Lucas Duda is just the latest in a string of young players who will do his best to carry this team back to respectability. The future will be bright at Citi Field, so long as "the Duda abides" and takes the rest of the young Mets stars with him.

For Part 1 of "Hello And Goodbye", please click here.

Hello And Goodbye (Part 1): Au Revoir, Monsieur Frenchy

Jeff Francoeur was traded to the Texas Rangers on Tuesday night. The man with the good attitude but poor on-base percentage was sent to the AL West leaders for Joaquin Arias. So who do you think got the best deal in this trade? Let's review, shall we?

Frenchy is going from a fourth-place team to a team that is close to wrapping up their division. In Texas, he will be surrounded by a formidable lineup and will only play against left-handed pitchers. As a Met, Francoeur hit .280 against lefties in 100 at-bats and was more patient, as his .351 on-base percentage suggests. Against righties, his averages were much lower (.223/.273).

What about the newcomer, Joaquin Arias? In parts of four seasons with the Rangers, Arias has come up to bat 242 times. He has yet to hit his first major league home run, or as I like to say it, he's one home run behind Johan Santana on the all-time career home run list. As far as on-base percentage goesm Arias has walked ten times. If that was his total for the season, that would be a poor number. Unfortunately, that's the number of times he's walked IN HIS CAREER!

If the photo to the right makes it look like Arias is a slugger, then you're thinking of the wrong Joaquin. There was another player in the major leagues back in the '70s and '80s who finished his career with 5 HR and 30 walks. That Joaquin has a last name of Andujar and he was a pitcher for the Houston Astros and St. Louis Cardinals.

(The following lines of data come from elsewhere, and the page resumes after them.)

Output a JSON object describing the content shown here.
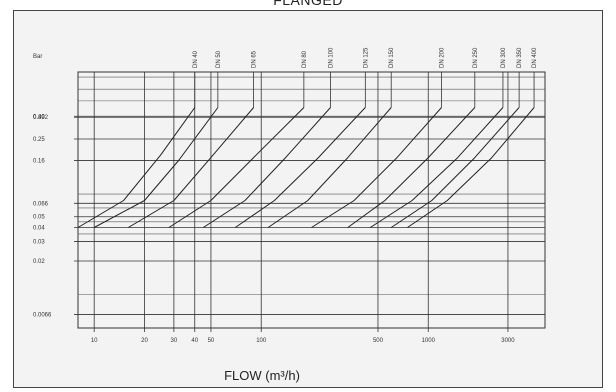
{
  "header": {
    "title": "FLANGED"
  },
  "chart_data": {
    "type": "line",
    "title": "FLANGED",
    "xlabel": "FLOW (m³/h)",
    "ylabel": "Bar",
    "x_scale": "log",
    "y_scale": "log",
    "xlim": [
      8,
      5000
    ],
    "ylim": [
      0.005,
      1
    ],
    "grid": true,
    "legend": "none",
    "x_ticks": [
      {
        "value": 10,
        "label": "10"
      },
      {
        "value": 20,
        "label": "20"
      },
      {
        "value": 30,
        "label": "30"
      },
      {
        "value": 40,
        "label": "40"
      },
      {
        "value": 50,
        "label": "50"
      },
      {
        "value": 100,
        "label": "100"
      },
      {
        "value": 500,
        "label": "500"
      },
      {
        "value": 1000,
        "label": "1000"
      },
      {
        "value": 3000,
        "label": "3000"
      }
    ],
    "y_ticks": [
      {
        "value": 0.4,
        "label": "0.40"
      },
      {
        "value": 0.392,
        "label": "0.392"
      },
      {
        "value": 0.25,
        "label": "0.25"
      },
      {
        "value": 0.16,
        "label": "0.16"
      },
      {
        "value": 0.066,
        "label": "0.066"
      },
      {
        "value": 0.05,
        "label": "0.05"
      },
      {
        "value": 0.04,
        "label": "0.04"
      },
      {
        "value": 0.03,
        "label": "0.03"
      },
      {
        "value": 0.02,
        "label": "0.02"
      },
      {
        "value": 0.0066,
        "label": "0.0066"
      }
    ],
    "series": [
      {
        "name": "DN 40",
        "x": [
          8,
          15,
          25,
          40
        ],
        "y": [
          0.04,
          0.07,
          0.18,
          0.48
        ]
      },
      {
        "name": "DN 50",
        "x": [
          10,
          20,
          32,
          55
        ],
        "y": [
          0.04,
          0.07,
          0.16,
          0.48
        ]
      },
      {
        "name": "DN 65",
        "x": [
          16,
          30,
          50,
          90
        ],
        "y": [
          0.04,
          0.07,
          0.17,
          0.48
        ]
      },
      {
        "name": "DN 80",
        "x": [
          28,
          50,
          90,
          180
        ],
        "y": [
          0.04,
          0.07,
          0.17,
          0.48
        ]
      },
      {
        "name": "DN 100",
        "x": [
          45,
          80,
          140,
          260
        ],
        "y": [
          0.04,
          0.07,
          0.17,
          0.48
        ]
      },
      {
        "name": "DN 125",
        "x": [
          70,
          120,
          220,
          420
        ],
        "y": [
          0.04,
          0.07,
          0.17,
          0.48
        ]
      },
      {
        "name": "DN 150",
        "x": [
          110,
          190,
          330,
          600
        ],
        "y": [
          0.04,
          0.07,
          0.17,
          0.48
        ]
      },
      {
        "name": "DN 200",
        "x": [
          200,
          360,
          650,
          1200
        ],
        "y": [
          0.04,
          0.07,
          0.17,
          0.48
        ]
      },
      {
        "name": "DN 250",
        "x": [
          330,
          550,
          1000,
          1900
        ],
        "y": [
          0.04,
          0.07,
          0.17,
          0.48
        ]
      },
      {
        "name": "DN 300",
        "x": [
          450,
          800,
          1500,
          2800
        ],
        "y": [
          0.04,
          0.07,
          0.17,
          0.48
        ]
      },
      {
        "name": "DN 350",
        "x": [
          600,
          1050,
          1900,
          3500
        ],
        "y": [
          0.04,
          0.07,
          0.17,
          0.48
        ]
      },
      {
        "name": "DN 400",
        "x": [
          750,
          1300,
          2400,
          4300
        ],
        "y": [
          0.04,
          0.07,
          0.17,
          0.48
        ]
      }
    ]
  }
}
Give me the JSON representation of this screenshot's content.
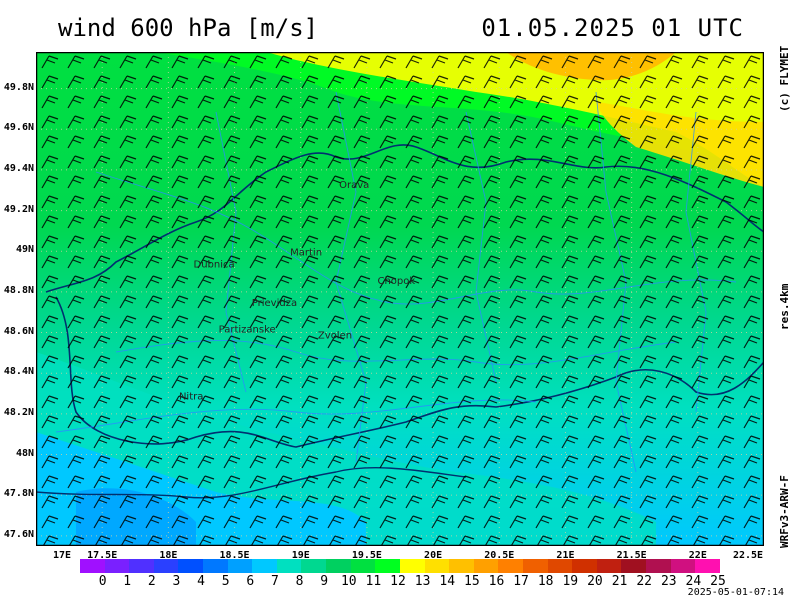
{
  "title": "wind 600 hPa [m/s]",
  "datetime": "01.05.2025   01 UTC",
  "credit": "(c) FLYMET",
  "resolution": "res.4km",
  "model": "WRFv3-ARW-F",
  "generated": "2025-05-01-07:14",
  "lat_labels": [
    "49.8N",
    "49.6N",
    "49.4N",
    "49.2N",
    "49N",
    "48.8N",
    "48.6N",
    "48.4N",
    "48.2N",
    "48N",
    "47.8N",
    "47.6N"
  ],
  "lon_labels": [
    "17E",
    "17.5E",
    "18E",
    "18.5E",
    "19E",
    "19.5E",
    "20E",
    "20.5E",
    "21E",
    "21.5E",
    "22E",
    "22.5E"
  ],
  "cities": [
    {
      "name": "Orava",
      "lon": 19.29,
      "lat": 49.31
    },
    {
      "name": "Martin",
      "lon": 18.92,
      "lat": 48.98
    },
    {
      "name": "Dubnica",
      "lon": 18.19,
      "lat": 48.92
    },
    {
      "name": "Chopok",
      "lon": 19.58,
      "lat": 48.84
    },
    {
      "name": "Prievidza",
      "lon": 18.63,
      "lat": 48.73
    },
    {
      "name": "Partizanske",
      "lon": 18.38,
      "lat": 48.6
    },
    {
      "name": "Zvolen",
      "lon": 19.13,
      "lat": 48.57
    },
    {
      "name": "Nitra",
      "lon": 18.08,
      "lat": 48.27
    }
  ],
  "legend": {
    "labels": [
      "0",
      "1",
      "2",
      "3",
      "4",
      "5",
      "6",
      "7",
      "8",
      "9",
      "10",
      "11",
      "12",
      "13",
      "14",
      "15",
      "16",
      "17",
      "18",
      "19",
      "20",
      "21",
      "22",
      "23",
      "24",
      "25"
    ],
    "colors": [
      "#a010ff",
      "#7a20ff",
      "#5030ff",
      "#2a40ff",
      "#0050ff",
      "#0078ff",
      "#00a0ff",
      "#00c8ff",
      "#00e0c0",
      "#00d890",
      "#00d060",
      "#00e040",
      "#00ff20",
      "#ffff00",
      "#ffe000",
      "#ffc000",
      "#ffa000",
      "#ff8000",
      "#f06000",
      "#e04800",
      "#d03000",
      "#c02010",
      "#a01020",
      "#b01050",
      "#d01080",
      "#ff10b0"
    ]
  }
}
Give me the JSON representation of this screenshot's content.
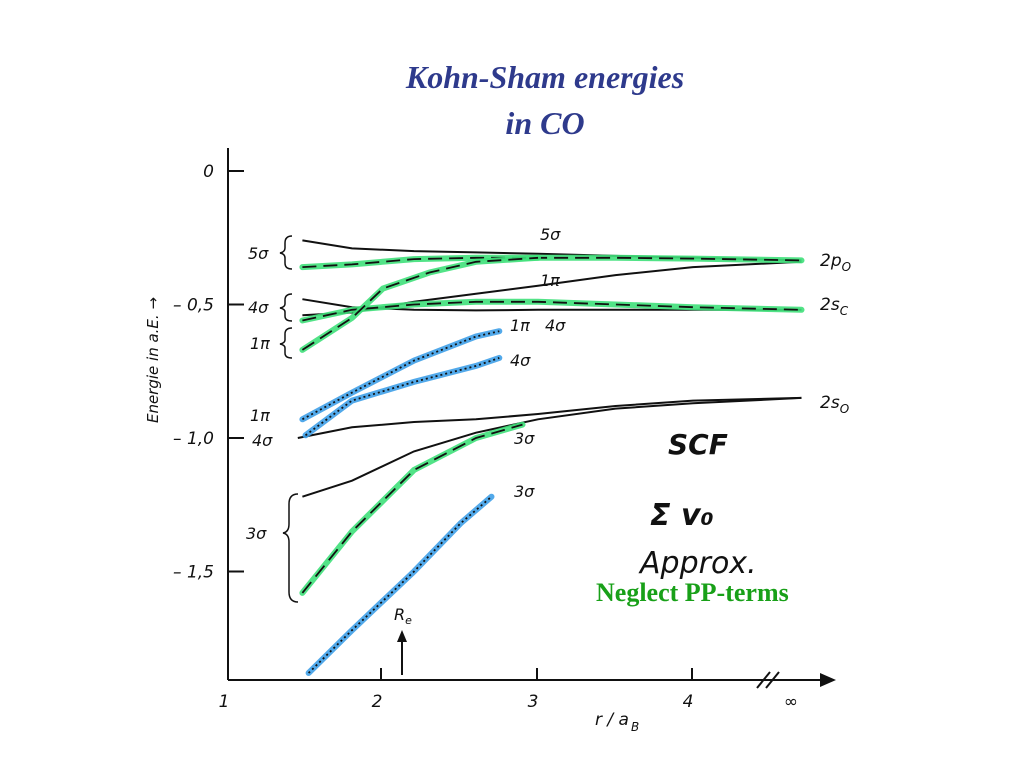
{
  "title": {
    "line1": "Kohn-Sham energies",
    "line2": "in CO"
  },
  "annotation": {
    "neglect": "Neglect PP-terms"
  },
  "legend": {
    "scf": "SCF",
    "sum": "Σ v₀",
    "approx": "Approx."
  },
  "colors": {
    "title": "#2e3a8c",
    "scf": "#111111",
    "sum_v0": "#3fa0e8",
    "approx": "#3fe07a",
    "neglect_text": "#18a018"
  },
  "chart_data": {
    "type": "line",
    "xlabel": "r / a_B",
    "ylabel": "Energie in a.E. →",
    "xlim": [
      1,
      4.8
    ],
    "ylim": [
      -1.85,
      0.05
    ],
    "x_ticks": [
      "1",
      "2",
      "3",
      "4",
      "∞"
    ],
    "y_ticks": [
      "0",
      "– 0,5",
      "– 1,0",
      "– 1,5"
    ],
    "marker": {
      "label": "R_e",
      "x": 2.13
    },
    "series": [
      {
        "style": "scf",
        "x": [
          1.48,
          1.8,
          2.2,
          2.6,
          3.0,
          3.5,
          4.0,
          4.7
        ],
        "y": [
          -0.26,
          -0.29,
          -0.3,
          -0.305,
          -0.31,
          -0.318,
          -0.325,
          -0.335
        ]
      },
      {
        "style": "scf",
        "x": [
          1.48,
          1.8,
          2.2,
          2.6,
          3.0,
          3.5,
          4.0,
          4.7
        ],
        "y": [
          -0.48,
          -0.51,
          -0.52,
          -0.522,
          -0.52,
          -0.52,
          -0.52,
          -0.52
        ]
      },
      {
        "style": "scf",
        "x": [
          1.48,
          1.8,
          2.2,
          2.6,
          3.0,
          3.5,
          4.0,
          4.7
        ],
        "y": [
          -0.54,
          -0.53,
          -0.49,
          -0.46,
          -0.43,
          -0.39,
          -0.36,
          -0.34
        ]
      },
      {
        "style": "scf",
        "x": [
          1.45,
          1.8,
          2.2,
          2.6,
          3.0,
          3.5,
          4.0,
          4.7
        ],
        "y": [
          -1.0,
          -0.96,
          -0.94,
          -0.93,
          -0.91,
          -0.88,
          -0.86,
          -0.85
        ]
      },
      {
        "style": "scf",
        "x": [
          1.48,
          1.8,
          2.2,
          2.6,
          3.0,
          3.5,
          4.0,
          4.7
        ],
        "y": [
          -1.22,
          -1.16,
          -1.05,
          -0.98,
          -0.93,
          -0.89,
          -0.87,
          -0.85
        ]
      },
      {
        "style": "approx",
        "x": [
          1.48,
          1.8,
          2.2,
          2.6,
          3.0,
          3.5,
          4.0,
          4.7
        ],
        "y": [
          -0.36,
          -0.35,
          -0.33,
          -0.325,
          -0.325,
          -0.325,
          -0.328,
          -0.335
        ]
      },
      {
        "style": "approx",
        "x": [
          1.48,
          1.8,
          2.2,
          2.6,
          3.0,
          3.5,
          4.0,
          4.7
        ],
        "y": [
          -0.56,
          -0.52,
          -0.5,
          -0.49,
          -0.49,
          -0.5,
          -0.51,
          -0.52
        ]
      },
      {
        "style": "approx",
        "x": [
          1.48,
          1.8,
          2.0,
          2.3,
          2.6,
          3.0
        ],
        "y": [
          -0.67,
          -0.55,
          -0.44,
          -0.38,
          -0.34,
          -0.325
        ]
      },
      {
        "style": "approx",
        "x": [
          1.48,
          1.8,
          2.2,
          2.6,
          2.9
        ],
        "y": [
          -1.58,
          -1.35,
          -1.12,
          -1.0,
          -0.95
        ]
      },
      {
        "style": "sum_v0",
        "x": [
          1.48,
          1.8,
          2.2,
          2.6,
          2.75
        ],
        "y": [
          -0.93,
          -0.83,
          -0.71,
          -0.62,
          -0.6
        ]
      },
      {
        "style": "sum_v0",
        "x": [
          1.5,
          1.8,
          2.2,
          2.6,
          2.75
        ],
        "y": [
          -0.99,
          -0.86,
          -0.79,
          -0.73,
          -0.7
        ]
      },
      {
        "style": "sum_v0",
        "x": [
          1.52,
          1.8,
          2.2,
          2.5,
          2.7
        ],
        "y": [
          -1.88,
          -1.72,
          -1.5,
          -1.32,
          -1.22
        ]
      }
    ],
    "left_labels": [
      "5σ",
      "4σ",
      "1π",
      "1π",
      "4σ",
      "3σ"
    ],
    "right_labels": [
      "2p_O",
      "2s_C",
      "2s_O"
    ],
    "mid_labels": [
      "5σ",
      "1π",
      "1π",
      "4σ",
      "4σ",
      "3σ",
      "3σ"
    ]
  }
}
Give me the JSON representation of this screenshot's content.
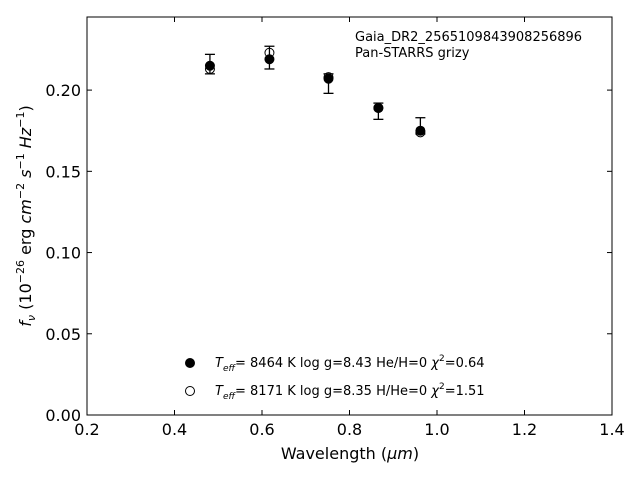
{
  "chart_data": {
    "type": "scatter",
    "xlabel_main": "Wavelength (",
    "xlabel_unit": "μm",
    "xlabel_end": ")",
    "ylabel": {
      "f": "f",
      "sub": "ν",
      "open": " (10",
      "exp": "−26",
      "mid": " erg ",
      "cm": "cm",
      "cmexp": "−2",
      "s": " s",
      "sexp": "−1",
      "hz": " Hz",
      "hzexp": "−1",
      "close": ")"
    },
    "xlim": [
      0.2,
      1.4
    ],
    "ylim": [
      0.0,
      0.245
    ],
    "xticks": [
      "0.2",
      "0.4",
      "0.6",
      "0.8",
      "1.0",
      "1.2",
      "1.4"
    ],
    "xtick_values": [
      0.2,
      0.4,
      0.6,
      0.8,
      1.0,
      1.2,
      1.4
    ],
    "yticks": [
      "0.00",
      "0.05",
      "0.10",
      "0.15",
      "0.20"
    ],
    "ytick_values": [
      0.0,
      0.05,
      0.1,
      0.15,
      0.2
    ],
    "annotation": [
      "Gaia_DR2_2565109843908256896",
      "Pan-STARRS grizy"
    ],
    "observed": {
      "x": [
        0.481,
        0.617,
        0.752,
        0.866,
        0.962
      ],
      "y": [
        0.216,
        0.22,
        0.204,
        0.187,
        0.178
      ],
      "err": [
        0.006,
        0.007,
        0.006,
        0.005,
        0.005
      ]
    },
    "series": [
      {
        "marker": "filled",
        "x": [
          0.481,
          0.617,
          0.752,
          0.866,
          0.962
        ],
        "y": [
          0.215,
          0.219,
          0.207,
          0.189,
          0.175
        ],
        "legend": {
          "t": "T",
          "tsub": "eff",
          "text": "=  8464 K  log g=8.43  He/H=0  ",
          "chi": "χ",
          "chiexp": "2",
          "chival": "=0.64"
        }
      },
      {
        "marker": "open",
        "x": [
          0.481,
          0.617,
          0.752,
          0.866,
          0.962
        ],
        "y": [
          0.213,
          0.223,
          0.208,
          0.189,
          0.174
        ],
        "legend": {
          "t": "T",
          "tsub": "eff",
          "text": "=  8171 K  log g=8.35  H/He=0  ",
          "chi": "χ",
          "chiexp": "2",
          "chival": "=1.51"
        }
      }
    ],
    "grid": false,
    "legend_position": "lower-center"
  }
}
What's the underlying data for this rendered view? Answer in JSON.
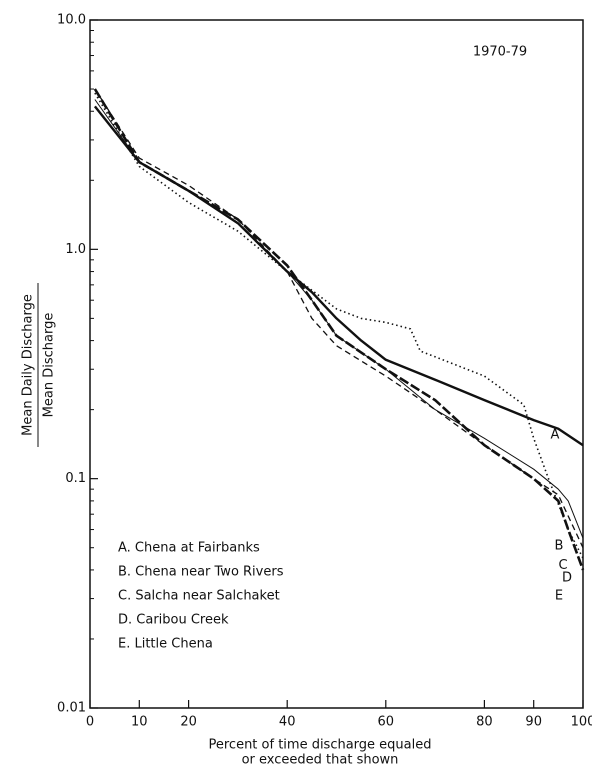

So let's see. The Mets traded a guy who was third on the team in home runs but had a relatively low on-base percentage. In return, they got a man who couldn't hit a single home run in one of the best hitters' ballparks in baseball and who has failed to take his medication for the past four years to combat his allergic reaction to walks.

Yup, sounds like a typical Mets trade to me.

Jeff Francoeur will now be playing October baseball while the Mets will be watching him play on TV. The photo to the left says all you have to know about the fans' reaction to this trade.

Au revoir, Monsieur Frenchy. Although Jeff could be frustrating at times in the batters' box, he was an outstanding defensive player who always gave his best effort and never made excuses for his shortcomings.

Joaquin Arias is now a Met. Hooray. He's the bat we've been missing since Jason Tyner was traded to Tampa for Bubba Trammell and Rick White. It's too bad Joaquin Andujar couldn't be coaxed out of retirement.